Während der Krise wurde von Seiten der Politik versucht, die Profitabilität wiederherzustellen, damit ging eine Schwächung der Gewerkschaften einher und eine gigantische Umverteilung von unten nach oben. Es findet sich aber kein neuer „Weltstaubsauger“ nach dem Beispiel der Verschuldungsökonomie der USA, die so lange funktionierte. Es geht darum, erstens die Umverteilung umzudrehen und zweitens eine Binnenzentrierung vom Globalen zum Lokalen zurück zu erreichen. Es besteht eine Tendenz zur Restauration(Wiederherstellung des alten Zustands). Frau Merkel sagte, der Zustand vor der Krise müsse wiederhergestellt werden. Dazu sagte Gramsci „die einfachen Bevölkerungsschichten sind träge, sie haben keinen Apparat, der sie bei der Durchsetzung ihrer Interessen unterstützt, die führenden Klassen reagieren wegen bezahlter Spezialisten schneller. Eine Krise birgt Elemente der Lösung, aber wer herrscht, hat die Macht, die Lösung zu stoppen und damit die Krise zu verlängern, aber nicht, sie zu überwinden.“
„Green New Deal“ ist ein altes Konzept, in dem versucht wurde, bündnispolitisch die „neuen Mittelschichten“ mit der Linken zu verbinden. Dazu wurden pragmatische „Cross over“- Kongresse abgehalten Heute gibt es ein UN-Programm mit einer abgespeckten Variante, in der eine Verschiebung weg vom Konzept eines Bündnisses, stattdessen mit einem Clustermanagement mit Unternehmen an der Spitze favorisiert wird. Es besteht die Gefahr, wieder das Exportmodell Deutschland zu beschwören und damit weiter das strukturelle Problem der Asymmetrie der Weltwirtschaft zu behalten.
Diskussion:
Giegold stellt fest, dass beide nicht sehr weit auseinander liegen.

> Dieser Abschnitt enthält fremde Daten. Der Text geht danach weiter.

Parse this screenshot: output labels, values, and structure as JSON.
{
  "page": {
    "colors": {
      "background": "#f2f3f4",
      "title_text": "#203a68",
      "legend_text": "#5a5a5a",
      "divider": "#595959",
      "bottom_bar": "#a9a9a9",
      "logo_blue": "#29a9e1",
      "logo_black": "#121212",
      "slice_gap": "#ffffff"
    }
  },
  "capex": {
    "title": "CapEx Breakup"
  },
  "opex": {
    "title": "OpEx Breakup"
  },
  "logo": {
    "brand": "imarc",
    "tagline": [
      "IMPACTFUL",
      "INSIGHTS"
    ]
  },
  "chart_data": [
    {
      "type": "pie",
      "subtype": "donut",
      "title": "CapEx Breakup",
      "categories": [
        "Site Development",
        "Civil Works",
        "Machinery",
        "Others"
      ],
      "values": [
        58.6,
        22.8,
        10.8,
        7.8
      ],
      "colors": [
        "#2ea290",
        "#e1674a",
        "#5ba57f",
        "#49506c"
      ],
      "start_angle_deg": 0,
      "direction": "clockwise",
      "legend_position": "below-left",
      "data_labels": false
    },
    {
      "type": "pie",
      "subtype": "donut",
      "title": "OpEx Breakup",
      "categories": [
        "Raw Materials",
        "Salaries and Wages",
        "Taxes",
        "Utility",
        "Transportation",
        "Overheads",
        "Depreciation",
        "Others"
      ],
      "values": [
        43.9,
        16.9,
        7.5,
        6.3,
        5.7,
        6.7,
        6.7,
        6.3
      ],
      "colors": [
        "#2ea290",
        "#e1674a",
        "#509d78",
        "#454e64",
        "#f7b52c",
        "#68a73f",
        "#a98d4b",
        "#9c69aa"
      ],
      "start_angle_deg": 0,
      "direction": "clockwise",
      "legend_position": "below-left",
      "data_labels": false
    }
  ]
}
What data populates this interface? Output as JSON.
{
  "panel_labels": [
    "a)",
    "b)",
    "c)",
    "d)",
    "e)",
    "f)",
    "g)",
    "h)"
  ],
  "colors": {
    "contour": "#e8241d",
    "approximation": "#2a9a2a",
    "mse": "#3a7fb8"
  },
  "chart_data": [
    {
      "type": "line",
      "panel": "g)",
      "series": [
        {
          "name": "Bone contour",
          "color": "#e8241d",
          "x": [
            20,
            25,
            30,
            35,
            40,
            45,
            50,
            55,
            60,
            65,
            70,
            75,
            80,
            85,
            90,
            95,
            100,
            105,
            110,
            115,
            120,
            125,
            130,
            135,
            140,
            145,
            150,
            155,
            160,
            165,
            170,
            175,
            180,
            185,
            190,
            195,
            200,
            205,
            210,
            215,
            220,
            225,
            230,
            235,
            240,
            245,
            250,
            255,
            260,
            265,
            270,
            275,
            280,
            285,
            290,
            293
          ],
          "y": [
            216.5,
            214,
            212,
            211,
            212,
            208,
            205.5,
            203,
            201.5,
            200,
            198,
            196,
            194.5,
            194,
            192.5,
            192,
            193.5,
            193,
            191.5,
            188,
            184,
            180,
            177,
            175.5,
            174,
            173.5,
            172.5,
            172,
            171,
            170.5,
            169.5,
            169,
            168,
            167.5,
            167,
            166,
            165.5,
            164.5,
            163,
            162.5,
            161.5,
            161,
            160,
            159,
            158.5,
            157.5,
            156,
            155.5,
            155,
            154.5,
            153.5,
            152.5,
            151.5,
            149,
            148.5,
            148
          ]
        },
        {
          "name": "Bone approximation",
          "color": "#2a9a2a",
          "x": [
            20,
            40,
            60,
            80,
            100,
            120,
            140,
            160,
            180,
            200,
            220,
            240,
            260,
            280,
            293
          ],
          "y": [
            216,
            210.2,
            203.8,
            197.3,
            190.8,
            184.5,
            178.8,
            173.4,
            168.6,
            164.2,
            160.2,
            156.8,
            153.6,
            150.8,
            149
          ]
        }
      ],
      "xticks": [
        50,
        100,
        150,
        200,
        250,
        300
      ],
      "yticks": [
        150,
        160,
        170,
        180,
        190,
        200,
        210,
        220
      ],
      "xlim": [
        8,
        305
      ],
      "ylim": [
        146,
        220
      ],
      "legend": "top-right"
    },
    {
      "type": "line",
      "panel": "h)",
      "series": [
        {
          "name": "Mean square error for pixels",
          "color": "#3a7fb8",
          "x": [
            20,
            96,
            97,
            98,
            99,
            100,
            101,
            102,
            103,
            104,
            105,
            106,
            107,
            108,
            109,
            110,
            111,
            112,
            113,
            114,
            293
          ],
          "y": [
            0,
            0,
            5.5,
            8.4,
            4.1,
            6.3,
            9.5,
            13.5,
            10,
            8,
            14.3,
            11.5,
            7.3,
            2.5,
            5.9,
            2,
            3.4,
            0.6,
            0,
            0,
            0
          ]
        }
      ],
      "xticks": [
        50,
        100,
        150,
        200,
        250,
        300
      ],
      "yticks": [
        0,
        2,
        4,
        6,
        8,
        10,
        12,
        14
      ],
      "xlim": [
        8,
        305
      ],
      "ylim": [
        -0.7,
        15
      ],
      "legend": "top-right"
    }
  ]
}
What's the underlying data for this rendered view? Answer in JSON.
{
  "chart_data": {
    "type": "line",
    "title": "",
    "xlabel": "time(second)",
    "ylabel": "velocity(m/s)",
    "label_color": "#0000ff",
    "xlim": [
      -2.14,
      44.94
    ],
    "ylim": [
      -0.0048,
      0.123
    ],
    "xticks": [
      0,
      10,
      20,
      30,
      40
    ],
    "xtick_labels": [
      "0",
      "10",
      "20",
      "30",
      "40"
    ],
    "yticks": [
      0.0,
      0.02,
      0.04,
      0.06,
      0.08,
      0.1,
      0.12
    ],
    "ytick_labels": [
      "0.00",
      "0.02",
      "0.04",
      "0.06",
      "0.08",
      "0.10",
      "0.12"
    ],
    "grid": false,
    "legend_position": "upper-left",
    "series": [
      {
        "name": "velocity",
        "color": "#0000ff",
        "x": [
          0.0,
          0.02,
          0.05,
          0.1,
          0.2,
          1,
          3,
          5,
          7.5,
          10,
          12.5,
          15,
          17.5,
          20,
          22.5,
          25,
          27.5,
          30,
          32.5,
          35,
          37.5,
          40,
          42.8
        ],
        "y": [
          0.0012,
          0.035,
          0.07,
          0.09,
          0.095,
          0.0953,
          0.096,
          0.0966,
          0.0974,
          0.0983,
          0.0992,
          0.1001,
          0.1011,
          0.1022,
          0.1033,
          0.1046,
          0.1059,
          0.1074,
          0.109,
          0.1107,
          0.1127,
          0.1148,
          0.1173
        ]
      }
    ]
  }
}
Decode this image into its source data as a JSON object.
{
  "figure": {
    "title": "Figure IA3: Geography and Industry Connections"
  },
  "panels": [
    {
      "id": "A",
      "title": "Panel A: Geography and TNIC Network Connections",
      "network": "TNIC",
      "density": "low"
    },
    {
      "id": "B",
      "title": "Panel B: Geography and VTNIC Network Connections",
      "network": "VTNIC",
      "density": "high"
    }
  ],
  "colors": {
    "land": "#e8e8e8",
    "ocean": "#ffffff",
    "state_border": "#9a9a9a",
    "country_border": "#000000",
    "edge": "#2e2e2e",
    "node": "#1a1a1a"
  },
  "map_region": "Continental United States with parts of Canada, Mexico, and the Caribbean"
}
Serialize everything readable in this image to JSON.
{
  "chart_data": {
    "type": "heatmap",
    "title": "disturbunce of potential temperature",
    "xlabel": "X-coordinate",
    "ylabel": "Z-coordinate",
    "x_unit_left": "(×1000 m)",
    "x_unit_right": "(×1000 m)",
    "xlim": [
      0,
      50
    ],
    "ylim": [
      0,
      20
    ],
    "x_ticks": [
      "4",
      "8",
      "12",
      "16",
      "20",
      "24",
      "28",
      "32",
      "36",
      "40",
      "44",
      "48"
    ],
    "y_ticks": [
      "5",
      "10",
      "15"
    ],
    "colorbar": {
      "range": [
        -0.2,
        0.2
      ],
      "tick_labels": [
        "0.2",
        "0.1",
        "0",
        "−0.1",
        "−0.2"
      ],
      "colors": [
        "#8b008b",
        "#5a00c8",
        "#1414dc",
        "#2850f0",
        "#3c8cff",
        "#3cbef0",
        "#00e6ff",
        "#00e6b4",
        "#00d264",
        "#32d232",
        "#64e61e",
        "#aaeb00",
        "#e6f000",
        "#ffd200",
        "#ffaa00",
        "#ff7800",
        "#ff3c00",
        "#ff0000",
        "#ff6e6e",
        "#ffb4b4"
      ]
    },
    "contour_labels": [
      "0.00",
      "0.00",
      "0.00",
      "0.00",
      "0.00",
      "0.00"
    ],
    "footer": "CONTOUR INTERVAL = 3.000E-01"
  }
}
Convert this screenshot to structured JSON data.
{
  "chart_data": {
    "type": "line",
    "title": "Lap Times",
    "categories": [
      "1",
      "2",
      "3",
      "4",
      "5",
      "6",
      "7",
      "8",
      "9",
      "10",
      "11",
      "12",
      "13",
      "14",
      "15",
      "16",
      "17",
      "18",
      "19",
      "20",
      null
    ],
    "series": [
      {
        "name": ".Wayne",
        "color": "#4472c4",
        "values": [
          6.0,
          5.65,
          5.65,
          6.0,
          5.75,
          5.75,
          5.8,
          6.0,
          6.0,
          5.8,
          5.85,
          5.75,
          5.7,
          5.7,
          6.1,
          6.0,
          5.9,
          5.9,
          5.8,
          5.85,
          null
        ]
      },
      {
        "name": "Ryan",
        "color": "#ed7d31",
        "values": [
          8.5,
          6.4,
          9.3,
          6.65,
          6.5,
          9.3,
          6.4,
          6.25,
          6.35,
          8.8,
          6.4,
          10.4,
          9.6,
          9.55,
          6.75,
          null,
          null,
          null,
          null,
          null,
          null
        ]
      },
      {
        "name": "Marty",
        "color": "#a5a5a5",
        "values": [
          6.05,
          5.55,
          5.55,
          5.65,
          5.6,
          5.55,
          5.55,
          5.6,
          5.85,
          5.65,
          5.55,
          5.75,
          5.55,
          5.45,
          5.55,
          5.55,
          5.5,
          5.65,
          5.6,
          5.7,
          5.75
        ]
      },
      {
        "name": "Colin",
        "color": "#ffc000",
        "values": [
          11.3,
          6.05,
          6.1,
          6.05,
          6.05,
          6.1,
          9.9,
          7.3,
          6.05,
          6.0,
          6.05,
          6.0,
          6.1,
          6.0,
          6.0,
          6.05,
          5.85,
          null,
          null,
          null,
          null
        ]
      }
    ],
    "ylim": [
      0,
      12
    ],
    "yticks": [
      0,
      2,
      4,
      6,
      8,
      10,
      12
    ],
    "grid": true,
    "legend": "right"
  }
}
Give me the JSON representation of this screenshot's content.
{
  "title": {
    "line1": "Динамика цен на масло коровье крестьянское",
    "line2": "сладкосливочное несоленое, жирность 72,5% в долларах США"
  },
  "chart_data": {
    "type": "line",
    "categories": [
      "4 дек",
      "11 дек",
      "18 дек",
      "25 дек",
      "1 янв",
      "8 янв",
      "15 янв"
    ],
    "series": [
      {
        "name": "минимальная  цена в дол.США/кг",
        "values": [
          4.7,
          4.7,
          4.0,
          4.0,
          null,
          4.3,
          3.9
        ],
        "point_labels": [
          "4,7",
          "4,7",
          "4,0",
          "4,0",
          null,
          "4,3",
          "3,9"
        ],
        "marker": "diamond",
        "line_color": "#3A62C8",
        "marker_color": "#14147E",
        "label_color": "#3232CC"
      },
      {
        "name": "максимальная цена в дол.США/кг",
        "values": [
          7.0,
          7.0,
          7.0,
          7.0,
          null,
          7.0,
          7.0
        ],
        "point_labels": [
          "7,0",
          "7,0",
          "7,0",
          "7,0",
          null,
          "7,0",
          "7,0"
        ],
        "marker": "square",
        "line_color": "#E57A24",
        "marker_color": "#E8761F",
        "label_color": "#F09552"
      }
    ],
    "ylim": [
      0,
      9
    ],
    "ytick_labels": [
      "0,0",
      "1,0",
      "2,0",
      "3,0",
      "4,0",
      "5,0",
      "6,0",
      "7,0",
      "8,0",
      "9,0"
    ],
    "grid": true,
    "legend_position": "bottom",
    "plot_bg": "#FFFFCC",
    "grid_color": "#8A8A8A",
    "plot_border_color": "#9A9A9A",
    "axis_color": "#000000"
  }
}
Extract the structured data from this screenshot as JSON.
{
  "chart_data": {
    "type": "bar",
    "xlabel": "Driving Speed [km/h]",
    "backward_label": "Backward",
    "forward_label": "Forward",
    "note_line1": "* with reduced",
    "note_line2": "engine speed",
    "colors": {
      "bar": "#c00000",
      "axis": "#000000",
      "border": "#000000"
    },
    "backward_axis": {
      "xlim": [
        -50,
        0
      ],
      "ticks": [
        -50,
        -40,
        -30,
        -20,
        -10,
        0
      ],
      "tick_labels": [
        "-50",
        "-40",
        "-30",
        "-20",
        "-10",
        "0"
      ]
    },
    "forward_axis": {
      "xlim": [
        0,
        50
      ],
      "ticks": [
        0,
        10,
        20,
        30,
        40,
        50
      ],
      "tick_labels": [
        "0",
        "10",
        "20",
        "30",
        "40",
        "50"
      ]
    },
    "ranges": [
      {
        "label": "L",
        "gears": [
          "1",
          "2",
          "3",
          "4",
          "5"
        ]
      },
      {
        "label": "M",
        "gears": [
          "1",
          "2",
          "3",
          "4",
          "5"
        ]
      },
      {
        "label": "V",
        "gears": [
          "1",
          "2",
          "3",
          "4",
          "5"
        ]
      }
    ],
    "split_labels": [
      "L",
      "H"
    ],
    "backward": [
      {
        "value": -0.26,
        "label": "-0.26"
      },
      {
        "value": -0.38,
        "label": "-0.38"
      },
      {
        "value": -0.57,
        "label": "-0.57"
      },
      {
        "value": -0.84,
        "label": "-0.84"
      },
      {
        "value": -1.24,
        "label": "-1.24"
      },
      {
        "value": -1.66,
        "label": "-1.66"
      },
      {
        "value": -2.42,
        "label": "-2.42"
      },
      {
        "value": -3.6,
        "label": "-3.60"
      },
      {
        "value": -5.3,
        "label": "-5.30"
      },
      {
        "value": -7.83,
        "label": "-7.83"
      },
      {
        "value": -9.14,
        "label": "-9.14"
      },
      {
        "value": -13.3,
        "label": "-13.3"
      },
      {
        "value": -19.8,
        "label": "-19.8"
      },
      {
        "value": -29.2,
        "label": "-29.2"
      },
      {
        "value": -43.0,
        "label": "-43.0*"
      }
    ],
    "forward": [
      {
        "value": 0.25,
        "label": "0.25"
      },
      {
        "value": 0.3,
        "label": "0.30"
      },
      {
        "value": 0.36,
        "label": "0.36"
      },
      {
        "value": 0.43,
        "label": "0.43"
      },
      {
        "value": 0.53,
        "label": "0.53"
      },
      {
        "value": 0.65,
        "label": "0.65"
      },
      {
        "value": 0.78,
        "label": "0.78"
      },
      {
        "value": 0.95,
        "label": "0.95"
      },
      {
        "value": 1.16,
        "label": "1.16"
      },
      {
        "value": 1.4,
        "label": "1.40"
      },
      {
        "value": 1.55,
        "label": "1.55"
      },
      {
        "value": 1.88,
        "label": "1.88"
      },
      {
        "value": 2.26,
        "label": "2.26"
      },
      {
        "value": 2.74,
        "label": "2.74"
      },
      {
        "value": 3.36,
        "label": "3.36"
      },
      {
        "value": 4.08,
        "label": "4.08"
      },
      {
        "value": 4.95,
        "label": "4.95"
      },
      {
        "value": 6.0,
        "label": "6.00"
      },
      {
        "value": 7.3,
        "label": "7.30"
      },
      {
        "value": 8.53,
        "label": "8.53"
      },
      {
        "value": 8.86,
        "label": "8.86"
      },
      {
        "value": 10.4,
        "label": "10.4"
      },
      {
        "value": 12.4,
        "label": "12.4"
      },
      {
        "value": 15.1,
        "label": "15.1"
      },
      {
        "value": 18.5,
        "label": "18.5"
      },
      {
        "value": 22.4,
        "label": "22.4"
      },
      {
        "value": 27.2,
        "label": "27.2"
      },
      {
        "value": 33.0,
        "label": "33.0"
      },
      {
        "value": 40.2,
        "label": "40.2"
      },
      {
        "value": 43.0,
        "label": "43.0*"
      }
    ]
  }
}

Beide konstatieren eine systemische Krise des Kapitalismus.
Giegold setzt auf Investitionslenkungen durch Förderprogramme. Er will keine Vergesellschaftung, weil es schneller gehen muss, setzt auf Ökonomie, braucht Partner für den Umbau. „Wir können nicht warten, bis die Menschen ein anderes Bewusstsein haben.“
Röttger sieht die Gefahr einer technokratischen Lösung. Es geht um die Frage der Kontrollrechte. Demokratie am Arbeitsplatz bedeutet nicht nur, Einfluss zu nehmen, was produziert wird, sondern auch, wie wir produzieren wollen.